Bulletin n. 1/2012
June 2012
CONTENTS
  • Section A) The theory and practise of the federal states and multi-level systems of government
  • Section B) Global governance and international organizations
  • Section C) Regional integration processes
  • Section D) Federalism as a political idea
  • Milanovic Marko
    Aggression and Legality: Custom in Kampala
    in Journal of International Criminal Justice , Volume 10, Issue 1, March ,  2012 ,  165-187
    This article tests the Kampala compromise on the aggression amendments to the Rome Statute of the International Criminal Court against the principle of legality, nullum crimen sine lege, requiring criminal law to be reasonably clear and prohibiting its retrospective application. It outlines three possible legality-based challenges to criminalizing aggression: the supposed indeterminacy of the jus ad bellum and the lack of a criminalization under customary international law; the vagueness of the definition of the crime of aggression introduced in Article 8bis; and uncertainty regarding the application of this definition to situations in which the ICC's jurisdiction over a particular individual arises only ex post facto.

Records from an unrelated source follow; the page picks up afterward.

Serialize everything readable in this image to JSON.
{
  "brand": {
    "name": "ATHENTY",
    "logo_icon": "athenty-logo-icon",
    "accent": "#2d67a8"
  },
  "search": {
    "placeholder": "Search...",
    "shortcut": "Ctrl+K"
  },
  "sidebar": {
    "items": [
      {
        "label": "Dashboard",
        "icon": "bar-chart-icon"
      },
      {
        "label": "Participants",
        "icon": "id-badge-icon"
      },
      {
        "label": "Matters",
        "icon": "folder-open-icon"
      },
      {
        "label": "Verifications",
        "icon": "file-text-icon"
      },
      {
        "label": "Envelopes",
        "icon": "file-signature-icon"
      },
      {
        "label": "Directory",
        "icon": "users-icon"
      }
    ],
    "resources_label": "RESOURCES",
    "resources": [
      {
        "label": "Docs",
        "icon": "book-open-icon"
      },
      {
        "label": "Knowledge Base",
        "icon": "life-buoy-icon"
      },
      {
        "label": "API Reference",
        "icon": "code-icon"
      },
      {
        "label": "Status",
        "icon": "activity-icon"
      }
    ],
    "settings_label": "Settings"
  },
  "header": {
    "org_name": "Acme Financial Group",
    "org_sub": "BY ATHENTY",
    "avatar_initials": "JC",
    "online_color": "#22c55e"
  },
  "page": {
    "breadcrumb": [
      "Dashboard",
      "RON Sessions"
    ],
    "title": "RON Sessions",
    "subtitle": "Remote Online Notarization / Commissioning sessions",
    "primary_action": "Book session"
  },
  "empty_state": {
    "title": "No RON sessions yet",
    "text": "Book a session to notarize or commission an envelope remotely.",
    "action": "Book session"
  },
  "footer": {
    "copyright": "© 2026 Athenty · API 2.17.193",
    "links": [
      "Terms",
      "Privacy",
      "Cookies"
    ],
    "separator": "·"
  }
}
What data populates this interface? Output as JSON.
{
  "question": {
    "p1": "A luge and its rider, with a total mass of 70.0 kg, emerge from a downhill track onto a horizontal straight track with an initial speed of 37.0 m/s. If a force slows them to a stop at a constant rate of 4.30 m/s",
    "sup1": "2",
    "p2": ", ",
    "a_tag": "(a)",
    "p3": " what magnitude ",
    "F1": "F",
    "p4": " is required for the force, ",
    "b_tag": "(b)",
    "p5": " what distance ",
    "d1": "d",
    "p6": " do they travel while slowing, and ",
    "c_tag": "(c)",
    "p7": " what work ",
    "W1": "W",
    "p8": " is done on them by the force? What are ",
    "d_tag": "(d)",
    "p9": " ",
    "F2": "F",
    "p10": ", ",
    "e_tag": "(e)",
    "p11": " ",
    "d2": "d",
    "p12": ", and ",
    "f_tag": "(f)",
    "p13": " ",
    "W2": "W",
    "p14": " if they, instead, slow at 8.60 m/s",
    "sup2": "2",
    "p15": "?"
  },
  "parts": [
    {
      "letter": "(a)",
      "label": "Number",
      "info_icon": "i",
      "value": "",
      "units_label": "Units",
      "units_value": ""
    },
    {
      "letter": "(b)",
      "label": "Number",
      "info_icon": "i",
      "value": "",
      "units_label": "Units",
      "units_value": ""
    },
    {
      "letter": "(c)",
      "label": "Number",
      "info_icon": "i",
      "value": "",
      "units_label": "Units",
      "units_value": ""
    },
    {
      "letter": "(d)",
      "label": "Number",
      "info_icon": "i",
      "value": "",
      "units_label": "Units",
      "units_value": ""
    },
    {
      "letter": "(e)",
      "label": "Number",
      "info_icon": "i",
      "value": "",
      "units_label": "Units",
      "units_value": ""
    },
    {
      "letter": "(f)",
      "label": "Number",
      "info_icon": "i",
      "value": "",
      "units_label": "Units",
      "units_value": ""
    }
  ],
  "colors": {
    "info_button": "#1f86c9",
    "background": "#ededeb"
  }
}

The article argues that it is the last of these three challenges, based on retroactivity rather than vagueness, that is most serious. A fundamental ambiguity about the legal nature of the Rome Statute has direct bearing on this issue: it is either substantive in nature, directly creating the crimes it defines, or jurisdictional in nature, in that it merely sets out the subject-matter jurisdiction of the Court over offences which are substantively defined elsewhere, in customary international law. The main practical consequence of this distinction is in the further question whether defendants charged before the Court have the right to challenge the legality of the charges against them on the basis that they do not comport with customary law. The article argues that this ambiguity about the nature of the Rome Statute was if anything only exacerbated in Kampala, discusses the substantive scope of application of Article 8bis as well as the intricate jurisdictional regime introduced by the aggression amendments, and finally turns to the question whether the definition of aggression adopted in Kampala departed from custom.